La conclusion inconfortable: la hausse des prix actuelle intègre une prime de peur, en partie justifiée, en partie spéculative. La variable déterminante n'est pas la production mondiale. C'est la durée du conflit et la capacité réelle de l'Iran à maintenir la fermeture du détroit.
Conséquences stratégiques
Pour un décideur, le scénario doit être découpé en deux horizons distincts.
Court terme (0-4 semaines): les prix du pétrole et du gaz restent volatils et orientés à la hausse. Le Brent entre 75 et 90 dollars est le scénario central si le conflit reste contenu. Au-delà des 90 dollars, c'est un signal que l'embrasement régional devient structurel. L'Europe est plus exposée que les États-Unis sur le gaz, du fait de sa dépendance résiduelle aux importations de GNL du Golfe.
Moyen terme (1-6 mois): si le détroit d'Ormuz retrouve un fonctionnement opérationnel, les marchés se normalisent rapidement. Les réserves stratégiques des pays de l'OCDE absorbent le choc pendant 90 jours. Si la fermeture se prolonge au-delà de 4 à 6 semaines, la répercussion inflationniste sur l'économie réelle devient inévitable.
La fenêtre de décision pour les importateurs européens est étroite. Les stocks se consomment, les alternatives sont limitées, et la réponse de l'OPEP+ est insuffisante face à l'ampleur du blocage logistique. Dans la géopolitique de l'énergie, le détroit compte plus que le cartel.

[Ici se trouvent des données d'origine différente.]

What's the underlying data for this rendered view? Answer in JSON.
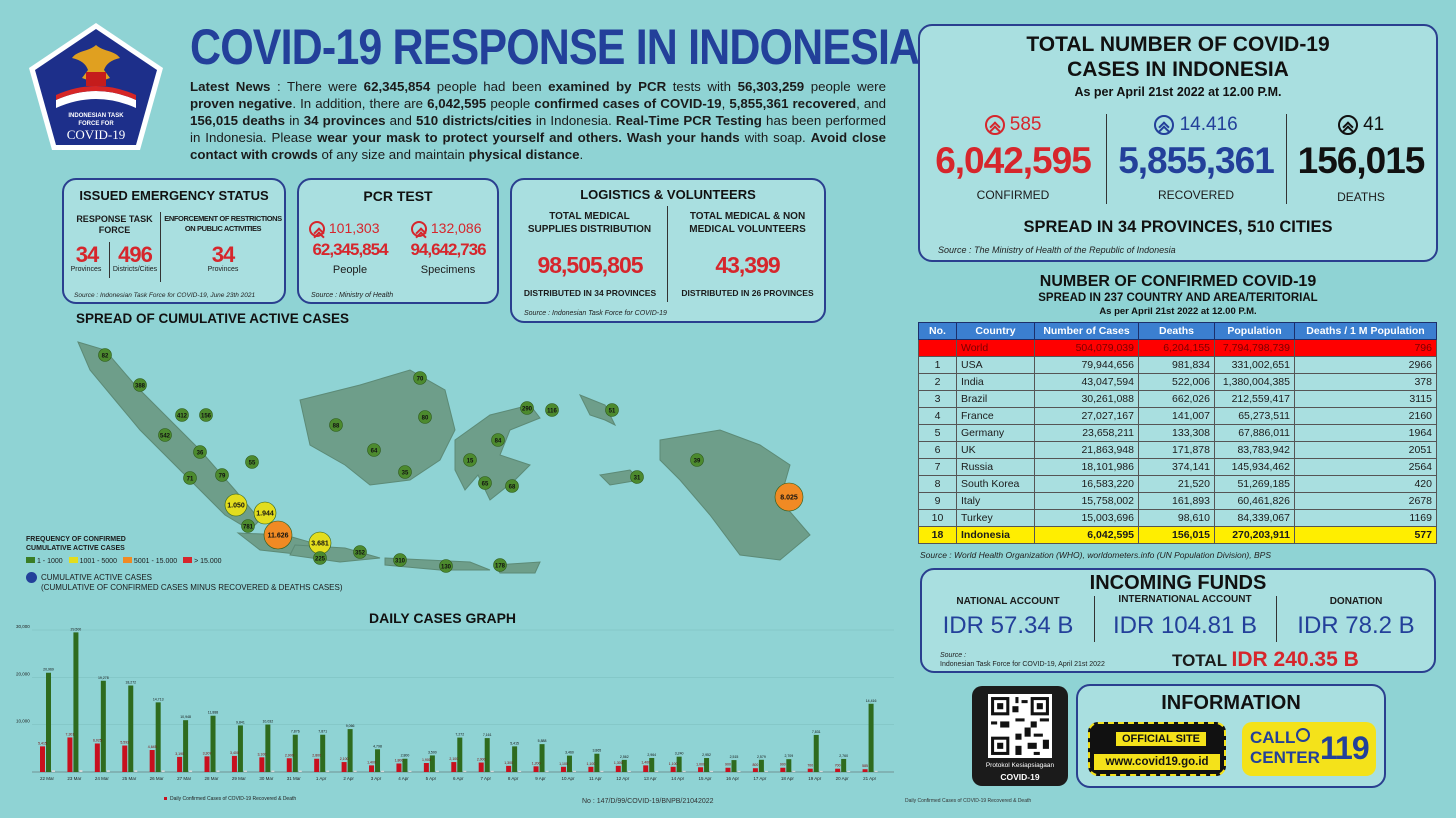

Le pétrole était à 61 dollars en janvier 2026. En moins de 60 jours, il dépasse 82 dollars. L'accélération est là. La question n'est pas de savoir si les prix vont augmenter. Ils l'ont déjà fait. La question est de savoir à quelle vitesse cette hausse se répercute sur votre facture énergétique, vos coûts de production, et la compétitivité de votre secteur.
La géographie ne ment pas. Un couloir de 38 kilomètres vient de rappeler à l'ensemble de l'économie mondiale sa dépendance à un point de passage unique.